Nichts bleibt Zufall

Heutzutage bleibt in Sachen Weltkarriere nichts mehr dem Zufall überlassen. „Tini“ alias Martina Stoessel, Tochter des argentinischen Produzenten und Regisseurs Alejandro Stoessel, nahm schon als Prä-Teenager Klavier-, Tanz- und Gesangsunterricht, sammelte Erfahrung in Comedy und Musical. Ihr weltweiter Durchbruch erfolgte als Hauptdarstellerin einer argentinischen Kinder-Telenovela in drei Staffeln zu insgesamt 240 Folgen namens „Violetta“. Von 2014 an faszinierte der von 2012 bis 2015 produzierte Dauerbrenner auf Disney Channel auch hiezulande die Fangemeinde. Stoessel verkörperte in der Serie wie in Kinofilmen Violetta Castillo, die mit ihrem alleinerziehenden Vater von Madrid nach Buenos Aires zieht, um dort heimlich Klavierstunden an der Musikschule Studio 21 zu nehmen. Parallelen zur Serie „Hannah Montana“, der Miley Cyrus ihren Weltruhm zu verdanken hat, sind nicht zu übersehen. Wie bei Cyrus setzte sich eine riesige Vermarktungskamapagne in Gang, die nach dem Finale der Telenovela unausweichlich in eine Solokarriere mündete. Als „Tini“ im Oktober 2015 mit den Serien-Kollegen von „Violetta“ in Frankfurt gastierte, füllte sich die Festhalle bis unters Dach.

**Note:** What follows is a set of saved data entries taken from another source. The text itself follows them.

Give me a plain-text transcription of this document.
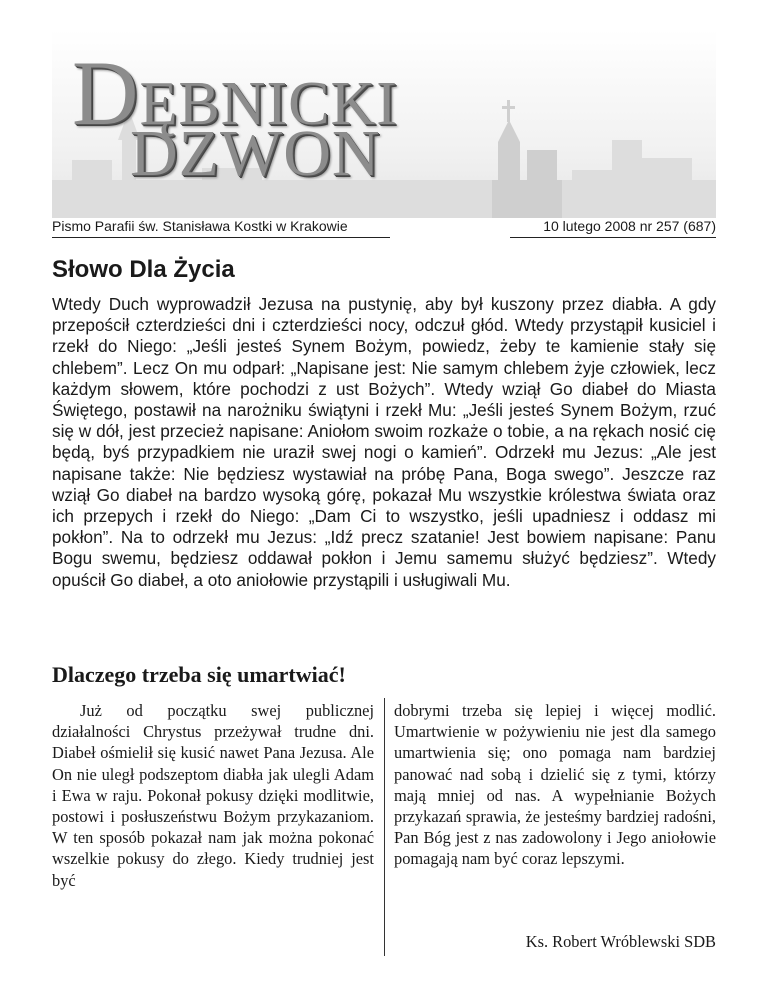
DĘBNICKI
DZWON
Pismo Parafii św. Stanisława Kostki w Krakowie	10 lutego 2008 nr 257 (687)
Słowo Dla Życia
Wtedy Duch wyprowadził Jezusa na pustynię, aby był kuszony przez diabła. A gdy przepościł czterdzieści dni i czterdzieści nocy, odczuł głód. Wtedy przystąpił kusiciel i rzekł do Niego: „Jeśli jesteś Synem Bożym, powiedz, żeby te kamienie stały się chlebem”. Lecz On mu odparł: „Napisane jest: Nie samym chlebem żyje człowiek, lecz każdym słowem, które pochodzi z ust Bożych”. Wtedy wziął Go diabeł do Miasta Świętego, postawił na narożniku świątyni i rzekł Mu: „Jeśli jesteś Synem Bożym, rzuć się w dół, jest przecież napisane: Aniołom swoim rozkaże o tobie, a na rękach nosić cię będą, byś przypadkiem nie uraził swej nogi o kamień”. Odrzekł mu Jezus: „Ale jest napisane także: Nie będziesz wystawiał na próbę Pana, Boga swego”. Jeszcze raz wziął Go diabeł na bardzo wysoką górę, pokazał Mu wszystkie królestwa świata oraz ich przepych i rzekł do Niego: „Dam Ci to wszystko, jeśli upadniesz i oddasz mi pokłon”. Na to odrzekł mu Jezus: „Idź precz szatanie! Jest bowiem napisane: Panu Bogu swemu, będziesz oddawał pokłon i Jemu samemu służyć będziesz”. Wtedy opuścił Go diabeł, a oto aniołowie przystąpili i usługiwali Mu.
Dlaczego trzeba się umartwiać!
Już od początku swej publicznej działalności Chrystus przeżywał trudne dni. Diabeł ośmielił się kusić nawet Pana Jezusa. Ale On nie uległ podszeptom diabła jak ulegli Adam i Ewa w raju. Pokonał pokusy dzięki modlitwie, postowi i posłuszeństwu Bożym przykazaniom. W ten sposób pokazał nam jak można pokonać wszelkie pokusy do złego. Kiedy trudniej jest być
dobrymi trzeba się lepiej i więcej modlić. Umartwienie w pożywieniu nie jest dla samego umartwienia się; ono pomaga nam bardziej panować nad sobą i dzielić się z tymi, którzy mają mniej od nas. A wypełnianie Bożych przykazań sprawia, że jesteśmy bardziej radośni, Pan Bóg jest z nas zadowolony i Jego aniołowie pomagają nam być coraz lepszymi.
Ks. Robert Wróblewski SDB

Als Solokünstlerin trat sie nun gleich zweimal an: Einer Matinee folgte am frühen Abend eine zweite Show, und nicht wenige der 7-jährigen bis 14-jährigen Mädchen schaut sich die bis auf die Sekunde geplante Show zweimal an, schwenkten Transparente, Leuchtstäbe oder die eigenen Arme und tanzten zwischen den Sitzreihen. Ein Make-Up-Service vor der Halle besorgte in letzter Minute die äußerliche Optimierung per Glitzerstaub und „Tini“-Schriftzug auf den Pausbacken.

Schwebender Engel

„Tinis“ Rundumschlag setzt sich aus dem Material ihres Solodebüts von 2016, Hits aus den Soundtracks von „Violetta“ sowie Songinterpretationen von Beyoncé, Idina Menzel und Justin Bieber zusammen. Bei Choreografien erhält sie Unterstützung durch eine Tanzcrew. Nicht fehlen darf ein kleiner Akustikteil. Einen Song singt „Tini“ als schwebender Rauschgoldengel in luftiger Höhe. Immer wieder dankt die Entertainerin in rund einem Dutzend verschiedenen Kostümierungen ihrem Publikum in drei Sprachen. Völlig verzückt zeigt sich die Anhängerschaft, die pausenlos Fotos schießt, Videos aufzeichnet und brüllt wie am Spieß, wenn „Tini“ ihre langen überschlanken Beine in noch knapperen Textilien zeigt. Allzu rasch ist das Programm aus rund zwei Dutzend Songs, darunter die in Lateinamerika erfolgreichen „Got Me Started“, „Si Tú Te Vas“, „Siempre Brillarás“ und „Great Escape“, abgehakt. Am Showende erhält „Tini“ aus einer vorderen Bühnenreihe eine riesige deutsche Flagge geschenkt. Eingewickelt in Schwarz-Rot-Gold, absolviert sie unter weiteren Danksagungen den Zugabenblock.